A woman, Rabia Naveed, had lodged a complaint with the police that at around 2am on October 27, 2019, five plainclothesmen, one of them brandishing a rifle, arrived in a police car at her doorstep in Orangi Town and forcibly took away her husband Naveed Ansari.
Rabia said that her husband returned home the next day at around noon and told that the men had let him go only to bring Rs300,000 back to them by 3pm as the ransom amount for his release. She added that the men had also warned him against reporting the incident to police, saying that if he did so they might lose their jobs but he would lose his life.
She said she received a call from a person who wished not to identify himself and asked her to come and see him at a place because he claimed to have the solution to her problem. The person was her neighbour, Muhammad Ashraf, who is a constable with the Rapid Response Force, and he told her to give her the money so that no one would trouble her or her husband again.
After the meeting, she went to the police, who asked her to call the person to meet and collect the money. She had agreed to pay Rs25,000 in marked thousand-rupee notes, and as the man was collecting the money, the police arrested him. During interrogation he disclosed the involvement of seven other people, including an assistant sub-inspector of the police.
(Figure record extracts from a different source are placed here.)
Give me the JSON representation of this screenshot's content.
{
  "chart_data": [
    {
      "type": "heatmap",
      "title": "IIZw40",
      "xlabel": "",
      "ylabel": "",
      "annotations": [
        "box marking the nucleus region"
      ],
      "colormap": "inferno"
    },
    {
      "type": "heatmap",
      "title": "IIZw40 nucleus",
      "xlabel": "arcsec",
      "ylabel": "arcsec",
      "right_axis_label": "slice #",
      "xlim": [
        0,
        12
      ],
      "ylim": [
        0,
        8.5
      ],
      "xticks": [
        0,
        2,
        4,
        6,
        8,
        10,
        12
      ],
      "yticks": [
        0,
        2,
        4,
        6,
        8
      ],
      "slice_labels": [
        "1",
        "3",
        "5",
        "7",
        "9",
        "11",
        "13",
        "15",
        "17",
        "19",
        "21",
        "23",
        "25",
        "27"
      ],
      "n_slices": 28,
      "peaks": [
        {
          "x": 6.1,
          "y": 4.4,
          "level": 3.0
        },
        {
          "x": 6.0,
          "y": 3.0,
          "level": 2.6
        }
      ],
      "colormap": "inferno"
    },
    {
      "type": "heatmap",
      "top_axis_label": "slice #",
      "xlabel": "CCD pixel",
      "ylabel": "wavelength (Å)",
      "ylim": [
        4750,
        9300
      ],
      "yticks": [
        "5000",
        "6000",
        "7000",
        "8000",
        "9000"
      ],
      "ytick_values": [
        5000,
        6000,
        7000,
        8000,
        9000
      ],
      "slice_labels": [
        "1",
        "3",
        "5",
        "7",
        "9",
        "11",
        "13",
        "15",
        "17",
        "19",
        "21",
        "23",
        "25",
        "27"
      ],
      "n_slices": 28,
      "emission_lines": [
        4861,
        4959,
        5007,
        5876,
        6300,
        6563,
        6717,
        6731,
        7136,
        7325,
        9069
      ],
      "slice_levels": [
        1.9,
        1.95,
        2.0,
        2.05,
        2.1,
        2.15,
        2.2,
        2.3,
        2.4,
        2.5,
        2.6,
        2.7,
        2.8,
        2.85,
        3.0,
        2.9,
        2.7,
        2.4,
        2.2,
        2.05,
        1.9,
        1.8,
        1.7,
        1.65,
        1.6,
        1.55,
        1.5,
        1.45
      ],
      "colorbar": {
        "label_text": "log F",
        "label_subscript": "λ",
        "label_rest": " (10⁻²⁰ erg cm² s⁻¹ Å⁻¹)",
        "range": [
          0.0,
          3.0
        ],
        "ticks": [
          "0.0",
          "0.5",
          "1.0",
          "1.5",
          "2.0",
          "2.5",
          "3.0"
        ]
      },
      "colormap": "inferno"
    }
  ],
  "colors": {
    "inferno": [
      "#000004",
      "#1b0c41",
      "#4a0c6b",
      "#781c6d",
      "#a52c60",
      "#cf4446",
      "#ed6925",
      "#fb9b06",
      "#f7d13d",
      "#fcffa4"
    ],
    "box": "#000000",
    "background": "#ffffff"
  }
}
The woman said the same policemen had raided her home a month ago and had looted Rs250,000, jewellery and two cameras. The case was registered under sections 384 (Punishment for extortion), 385 (Putting person in fear of injury in order to commit extortion) and 386 (Extortion by putting a person in fear of death or grievous hurt) of the Pakistan Penal Code read with Section 7 of the Anti-Terrorism Act at the Pakistan Bazaar police station.